There are two ways to approach changing your behavior. The most common is outcome-based: “I want to lose 20 pounds.” “I want to write a novel.” “I want to be more organized.” The goal is external — a result you want to achieve.
The more powerful approach is identity-based: “I am someone who exercises.” “I am a writer.” “I am an organized person.” The goal is internal — a type of person you want to become.
This isn’t just semantic. The difference in practical outcomes is substantial.
When you define yourself by your outcomes, motivation fluctuates with your progress toward those outcomes. When progress stalls — as it always does at some point — motivation collapses.
When you define yourself by your identity, behavior becomes self-consistent. You don’t exercise because you want to lose weight (an outcome that’s far away and uncertain). You exercise because you’re the kind of person who exercises. Exercising is what people like you do.
This resolves the “motivation problem” because identity doesn’t require motivation. You don’t feel motivated to brush your teeth — you just do it because you’re someone who brushes their teeth. Once a behavior is tied to your identity, motivation is largely beside the point.
James Clear, in Atomic Habits, outlines a two-step process for building an identity:
Step 1: Decide what kind of person you want to be.
Not what you want to have or achieve, but who you want to be. What are the values of that person? What do they consistently do?
Step 2: Prove it to yourself with small wins.
Every action is a vote for the person you want to become. You don’t need to do anything heroic. You need to accumulate evidence.
Read one page: that’s a vote for being a reader. Do one push-up: that’s a vote for being an athletic person. Meditate for two minutes: that’s a vote for being someone who values their mental health.
The votes don’t need to be unanimous.

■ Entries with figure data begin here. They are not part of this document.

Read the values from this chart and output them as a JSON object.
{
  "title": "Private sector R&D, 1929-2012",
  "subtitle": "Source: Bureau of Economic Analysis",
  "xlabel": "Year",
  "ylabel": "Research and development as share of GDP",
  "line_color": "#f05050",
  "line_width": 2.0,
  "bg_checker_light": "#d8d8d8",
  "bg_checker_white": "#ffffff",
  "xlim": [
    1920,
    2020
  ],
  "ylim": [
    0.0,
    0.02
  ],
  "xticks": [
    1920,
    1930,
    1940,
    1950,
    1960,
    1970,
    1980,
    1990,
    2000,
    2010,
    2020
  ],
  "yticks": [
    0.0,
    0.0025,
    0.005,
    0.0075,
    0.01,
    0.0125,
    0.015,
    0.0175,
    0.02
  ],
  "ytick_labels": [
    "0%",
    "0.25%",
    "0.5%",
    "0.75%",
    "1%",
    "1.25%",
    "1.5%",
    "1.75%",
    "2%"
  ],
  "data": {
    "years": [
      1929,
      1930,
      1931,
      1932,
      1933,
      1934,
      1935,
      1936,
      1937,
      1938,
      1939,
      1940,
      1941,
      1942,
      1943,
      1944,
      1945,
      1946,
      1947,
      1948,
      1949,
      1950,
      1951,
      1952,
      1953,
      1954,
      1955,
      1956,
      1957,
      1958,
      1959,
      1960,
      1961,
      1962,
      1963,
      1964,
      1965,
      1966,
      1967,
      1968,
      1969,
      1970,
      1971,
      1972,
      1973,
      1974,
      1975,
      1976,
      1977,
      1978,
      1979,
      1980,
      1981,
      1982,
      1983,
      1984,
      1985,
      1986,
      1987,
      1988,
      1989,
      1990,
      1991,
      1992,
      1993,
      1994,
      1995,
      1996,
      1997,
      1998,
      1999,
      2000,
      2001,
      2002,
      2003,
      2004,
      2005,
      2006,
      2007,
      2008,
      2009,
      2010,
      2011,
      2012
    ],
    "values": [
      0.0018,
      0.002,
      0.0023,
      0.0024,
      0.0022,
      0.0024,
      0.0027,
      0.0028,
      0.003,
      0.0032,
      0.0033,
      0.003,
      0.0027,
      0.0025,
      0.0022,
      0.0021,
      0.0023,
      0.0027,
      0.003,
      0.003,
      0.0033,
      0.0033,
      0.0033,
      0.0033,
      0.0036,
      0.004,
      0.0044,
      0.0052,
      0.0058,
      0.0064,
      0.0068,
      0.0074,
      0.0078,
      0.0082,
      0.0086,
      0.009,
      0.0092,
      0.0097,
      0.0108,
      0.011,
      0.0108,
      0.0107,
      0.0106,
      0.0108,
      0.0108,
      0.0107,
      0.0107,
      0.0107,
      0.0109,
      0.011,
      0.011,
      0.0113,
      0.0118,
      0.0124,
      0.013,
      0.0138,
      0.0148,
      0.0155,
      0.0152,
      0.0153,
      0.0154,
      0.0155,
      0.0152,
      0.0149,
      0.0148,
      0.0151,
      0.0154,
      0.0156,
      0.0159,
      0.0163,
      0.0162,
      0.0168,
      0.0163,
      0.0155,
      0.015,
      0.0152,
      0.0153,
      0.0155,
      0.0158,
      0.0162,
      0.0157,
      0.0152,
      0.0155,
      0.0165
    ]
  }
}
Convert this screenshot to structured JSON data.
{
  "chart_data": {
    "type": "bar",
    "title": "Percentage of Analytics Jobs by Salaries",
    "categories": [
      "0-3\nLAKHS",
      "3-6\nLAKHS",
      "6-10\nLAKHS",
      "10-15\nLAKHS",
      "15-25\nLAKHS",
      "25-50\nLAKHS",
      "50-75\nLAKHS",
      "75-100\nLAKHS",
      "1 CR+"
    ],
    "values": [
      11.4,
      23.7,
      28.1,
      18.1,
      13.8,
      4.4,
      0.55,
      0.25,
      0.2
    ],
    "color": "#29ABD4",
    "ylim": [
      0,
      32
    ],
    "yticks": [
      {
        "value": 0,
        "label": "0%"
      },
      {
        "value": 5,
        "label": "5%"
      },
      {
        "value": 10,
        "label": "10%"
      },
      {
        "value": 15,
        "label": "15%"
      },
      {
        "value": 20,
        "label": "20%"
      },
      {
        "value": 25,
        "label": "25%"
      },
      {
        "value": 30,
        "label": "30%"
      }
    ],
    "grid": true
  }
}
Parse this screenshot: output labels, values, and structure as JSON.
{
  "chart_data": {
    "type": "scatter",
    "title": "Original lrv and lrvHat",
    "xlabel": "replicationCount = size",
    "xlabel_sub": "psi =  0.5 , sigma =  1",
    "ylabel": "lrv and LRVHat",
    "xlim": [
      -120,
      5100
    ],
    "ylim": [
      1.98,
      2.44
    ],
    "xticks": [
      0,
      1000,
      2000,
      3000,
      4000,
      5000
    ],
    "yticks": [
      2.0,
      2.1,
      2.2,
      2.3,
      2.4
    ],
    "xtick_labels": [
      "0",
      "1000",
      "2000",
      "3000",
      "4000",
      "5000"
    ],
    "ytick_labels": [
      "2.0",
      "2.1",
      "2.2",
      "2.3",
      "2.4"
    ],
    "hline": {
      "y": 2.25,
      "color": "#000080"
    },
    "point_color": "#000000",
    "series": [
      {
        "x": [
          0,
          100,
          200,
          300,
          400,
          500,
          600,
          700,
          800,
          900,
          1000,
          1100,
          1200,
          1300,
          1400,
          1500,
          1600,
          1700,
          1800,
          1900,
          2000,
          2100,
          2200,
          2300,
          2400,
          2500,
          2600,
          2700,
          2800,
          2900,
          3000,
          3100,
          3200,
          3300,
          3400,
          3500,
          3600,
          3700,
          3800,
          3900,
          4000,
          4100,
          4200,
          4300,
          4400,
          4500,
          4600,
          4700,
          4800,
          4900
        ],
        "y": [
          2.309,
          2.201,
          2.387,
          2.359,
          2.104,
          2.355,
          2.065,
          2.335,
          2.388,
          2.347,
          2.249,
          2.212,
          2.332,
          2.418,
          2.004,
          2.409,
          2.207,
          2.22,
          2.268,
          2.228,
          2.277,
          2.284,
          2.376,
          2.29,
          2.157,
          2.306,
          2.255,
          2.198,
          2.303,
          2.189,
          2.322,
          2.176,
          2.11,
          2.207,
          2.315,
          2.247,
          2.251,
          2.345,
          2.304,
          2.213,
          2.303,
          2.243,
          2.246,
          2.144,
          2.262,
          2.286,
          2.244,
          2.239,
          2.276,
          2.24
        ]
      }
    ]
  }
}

Missing a day doesn’t erase the previous votes. You’re building a body of evidence over time.
One of the most powerful applications of identity-based habits is reframing how you talk about your habits — even just to yourself.
The difference between “I can’t eat that” and “I don’t eat that” is profound. “I can’t” implies an external force of restriction. “I don’t” implies an internal value — a choice made by someone who has a clear sense of who they are.
This isn’t false confidence or naive affirmation. It’s a forward-pointing identity that you’re actively building evidence for, one small action at a time.
Not every identity shift is simple. Many people carry conflicting beliefs: “I want to exercise more, but I’m not really an athletic person.” The new desired identity conflicts with the existing self-concept.
When this happens, notice the conflict rather than fight it. You don’t have to convince yourself that you’ve always been athletic. You simply need to believe that you are becoming someone who values physical activity.
Psychologist Carol Dweck’s growth mindset research is relevant here: people who believe their qualities are malleable — that they can develop into the people they want to be — are better at sustaining behavior change than those who see identity as fixed.
Start with one identity claim. Then ask: “What would this person do today?”
The athlete stretches in the morning. The writer opens their document. The organized person reviews their task list.
These actions don’t need to be perfect or heroic. They need to be consistent. Over weeks and months, the evidence accumulates. And at some point — often before you’ve reached your original outcome goal — you’ll look back and realize that you’ve genuinely become the person you set out to be.
That’s the real power of atomic habits: not that they help you achieve goals, but that they help you become someone.